Member countries of the International Monetary Fund (IMF) can use the special drawing rights (SDR) they received during the global additional issue to exchange for a freely usable currency (dollar, euro, pound sterling, yen, yuan) to adjust the composition of their international reserves or finance budget expenditures. This is stated in the IMF policy document on the use of new SDRs, published on August 23.
Earlier, the IMF announced that the “historic” distribution of 456 billion SDRs, equivalent to $650 billion, has come into force - additional reserve assets are distributed as part of the fight against the crisis due to the pandemic among 187 fund participants in proportion to their quotas in the IMF. Three countries - Venezuela, Myanmar and Afghanistan - did not receive their SDR due to uncertainty with the legitimate government.
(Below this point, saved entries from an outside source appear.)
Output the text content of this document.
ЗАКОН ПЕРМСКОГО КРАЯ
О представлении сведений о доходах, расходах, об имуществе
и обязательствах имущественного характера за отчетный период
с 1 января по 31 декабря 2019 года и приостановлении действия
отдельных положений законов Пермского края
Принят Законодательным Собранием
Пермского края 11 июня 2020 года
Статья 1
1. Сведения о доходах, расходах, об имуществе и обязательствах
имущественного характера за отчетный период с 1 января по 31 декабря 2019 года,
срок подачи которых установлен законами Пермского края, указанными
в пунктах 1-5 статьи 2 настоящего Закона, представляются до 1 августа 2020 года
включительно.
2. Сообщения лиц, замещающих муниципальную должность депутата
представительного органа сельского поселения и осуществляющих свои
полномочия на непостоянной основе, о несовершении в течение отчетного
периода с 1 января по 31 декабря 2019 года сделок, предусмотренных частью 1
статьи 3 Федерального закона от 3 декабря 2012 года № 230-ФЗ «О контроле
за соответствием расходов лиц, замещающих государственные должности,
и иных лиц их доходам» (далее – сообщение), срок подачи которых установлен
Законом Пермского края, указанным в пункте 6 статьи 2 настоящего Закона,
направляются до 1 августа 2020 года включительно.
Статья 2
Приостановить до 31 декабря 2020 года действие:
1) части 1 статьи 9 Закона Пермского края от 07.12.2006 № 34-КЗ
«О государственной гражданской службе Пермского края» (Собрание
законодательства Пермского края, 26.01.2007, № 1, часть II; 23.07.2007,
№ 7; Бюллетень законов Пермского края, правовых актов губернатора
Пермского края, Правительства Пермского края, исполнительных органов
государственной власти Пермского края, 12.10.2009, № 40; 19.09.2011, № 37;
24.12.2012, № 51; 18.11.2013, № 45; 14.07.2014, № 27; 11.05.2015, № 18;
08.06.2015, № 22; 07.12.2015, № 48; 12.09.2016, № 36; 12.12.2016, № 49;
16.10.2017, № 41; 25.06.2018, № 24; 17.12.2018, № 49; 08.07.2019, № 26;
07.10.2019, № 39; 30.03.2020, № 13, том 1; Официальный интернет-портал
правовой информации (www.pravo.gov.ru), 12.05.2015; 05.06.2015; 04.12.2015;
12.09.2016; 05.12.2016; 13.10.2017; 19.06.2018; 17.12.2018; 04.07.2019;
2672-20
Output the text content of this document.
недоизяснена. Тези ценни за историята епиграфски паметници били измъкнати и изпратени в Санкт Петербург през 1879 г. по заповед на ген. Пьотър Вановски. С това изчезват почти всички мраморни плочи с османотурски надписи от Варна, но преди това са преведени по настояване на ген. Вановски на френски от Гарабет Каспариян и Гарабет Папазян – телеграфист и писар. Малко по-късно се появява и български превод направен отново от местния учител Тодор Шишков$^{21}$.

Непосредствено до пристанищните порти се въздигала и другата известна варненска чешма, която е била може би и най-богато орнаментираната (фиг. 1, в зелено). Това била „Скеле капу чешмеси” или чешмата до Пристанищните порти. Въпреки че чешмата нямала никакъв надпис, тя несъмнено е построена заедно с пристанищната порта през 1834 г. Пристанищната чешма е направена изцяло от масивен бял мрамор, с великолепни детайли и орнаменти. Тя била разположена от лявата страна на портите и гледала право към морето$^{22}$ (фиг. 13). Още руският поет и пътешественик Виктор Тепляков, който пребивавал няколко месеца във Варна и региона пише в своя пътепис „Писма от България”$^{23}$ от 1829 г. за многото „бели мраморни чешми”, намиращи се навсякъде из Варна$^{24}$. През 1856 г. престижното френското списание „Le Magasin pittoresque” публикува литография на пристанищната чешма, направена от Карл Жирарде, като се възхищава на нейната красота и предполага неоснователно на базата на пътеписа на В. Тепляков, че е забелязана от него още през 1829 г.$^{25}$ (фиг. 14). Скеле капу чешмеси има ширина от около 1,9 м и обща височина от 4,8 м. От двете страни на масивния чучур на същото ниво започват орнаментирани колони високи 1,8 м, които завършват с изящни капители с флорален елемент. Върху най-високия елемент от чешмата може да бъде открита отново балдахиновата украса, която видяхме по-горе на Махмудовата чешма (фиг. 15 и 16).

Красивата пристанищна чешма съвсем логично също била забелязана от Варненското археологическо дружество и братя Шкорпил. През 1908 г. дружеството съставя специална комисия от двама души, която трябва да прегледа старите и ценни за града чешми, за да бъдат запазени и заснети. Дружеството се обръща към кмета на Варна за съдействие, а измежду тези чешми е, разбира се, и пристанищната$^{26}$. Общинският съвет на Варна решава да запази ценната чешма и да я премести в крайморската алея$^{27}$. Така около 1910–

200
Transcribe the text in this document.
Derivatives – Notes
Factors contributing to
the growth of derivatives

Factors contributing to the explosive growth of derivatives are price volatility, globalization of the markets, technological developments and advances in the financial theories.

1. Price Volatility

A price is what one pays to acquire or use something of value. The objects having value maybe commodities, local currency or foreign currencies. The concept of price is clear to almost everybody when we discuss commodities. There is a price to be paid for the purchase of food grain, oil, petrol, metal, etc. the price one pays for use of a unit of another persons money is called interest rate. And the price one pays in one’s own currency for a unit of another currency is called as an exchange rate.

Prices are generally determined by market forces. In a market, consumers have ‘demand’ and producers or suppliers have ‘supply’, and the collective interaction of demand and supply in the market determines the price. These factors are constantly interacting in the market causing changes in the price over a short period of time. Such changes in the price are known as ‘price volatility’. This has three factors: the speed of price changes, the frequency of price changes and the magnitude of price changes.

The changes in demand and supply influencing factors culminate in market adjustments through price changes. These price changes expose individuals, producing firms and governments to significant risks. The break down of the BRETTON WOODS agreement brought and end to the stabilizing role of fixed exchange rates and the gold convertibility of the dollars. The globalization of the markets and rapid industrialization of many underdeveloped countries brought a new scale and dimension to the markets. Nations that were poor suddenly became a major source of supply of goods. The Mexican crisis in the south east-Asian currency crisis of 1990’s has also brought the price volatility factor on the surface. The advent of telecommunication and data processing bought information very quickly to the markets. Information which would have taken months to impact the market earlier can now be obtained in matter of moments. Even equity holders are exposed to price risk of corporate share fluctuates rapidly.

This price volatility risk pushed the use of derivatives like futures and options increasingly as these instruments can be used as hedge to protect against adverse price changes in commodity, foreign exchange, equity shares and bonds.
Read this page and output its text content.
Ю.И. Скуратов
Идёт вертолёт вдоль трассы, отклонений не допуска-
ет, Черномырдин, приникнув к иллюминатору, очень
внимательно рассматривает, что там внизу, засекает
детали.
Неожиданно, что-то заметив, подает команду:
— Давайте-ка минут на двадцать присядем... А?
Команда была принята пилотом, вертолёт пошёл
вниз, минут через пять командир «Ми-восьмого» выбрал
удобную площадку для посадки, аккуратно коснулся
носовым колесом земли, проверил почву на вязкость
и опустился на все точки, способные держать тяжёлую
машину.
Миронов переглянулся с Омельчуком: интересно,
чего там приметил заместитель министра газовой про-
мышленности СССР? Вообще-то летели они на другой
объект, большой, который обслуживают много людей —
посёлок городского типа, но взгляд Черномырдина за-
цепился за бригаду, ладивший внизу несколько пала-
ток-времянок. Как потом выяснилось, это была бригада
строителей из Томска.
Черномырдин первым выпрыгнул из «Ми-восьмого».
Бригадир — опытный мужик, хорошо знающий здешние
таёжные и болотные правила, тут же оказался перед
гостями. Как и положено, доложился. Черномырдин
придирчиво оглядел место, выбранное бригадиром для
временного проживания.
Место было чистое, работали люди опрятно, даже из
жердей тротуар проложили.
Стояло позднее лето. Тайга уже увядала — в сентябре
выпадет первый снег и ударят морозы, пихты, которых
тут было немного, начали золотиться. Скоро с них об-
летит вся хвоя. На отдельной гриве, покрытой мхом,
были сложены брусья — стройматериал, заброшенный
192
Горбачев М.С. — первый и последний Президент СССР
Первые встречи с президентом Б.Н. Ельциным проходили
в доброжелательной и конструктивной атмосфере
Russia got about $17.5 billion worth of SDRs.
Russia received $18 billion from the IMF Economics
States that have current debt obligations to the IMF can also use the received SDRs to service these debts, the document says. Another way is to exchange the SDR for a freely usable currency (a characteristic assigned by the fund itself) and use it to reduce external or expensive domestic public debt.
“Using resources, including SDRs, to mitigate the effects of the COVID-19 pandemic can bring significant benefits in the short and long term,” the fund notes. He points out that where national institutional arrangements allow, SDRs can be used to increase government funding. In this case, the country's central bank may, for example, exchange the received SDRs for another currency and lend it to the finance ministry.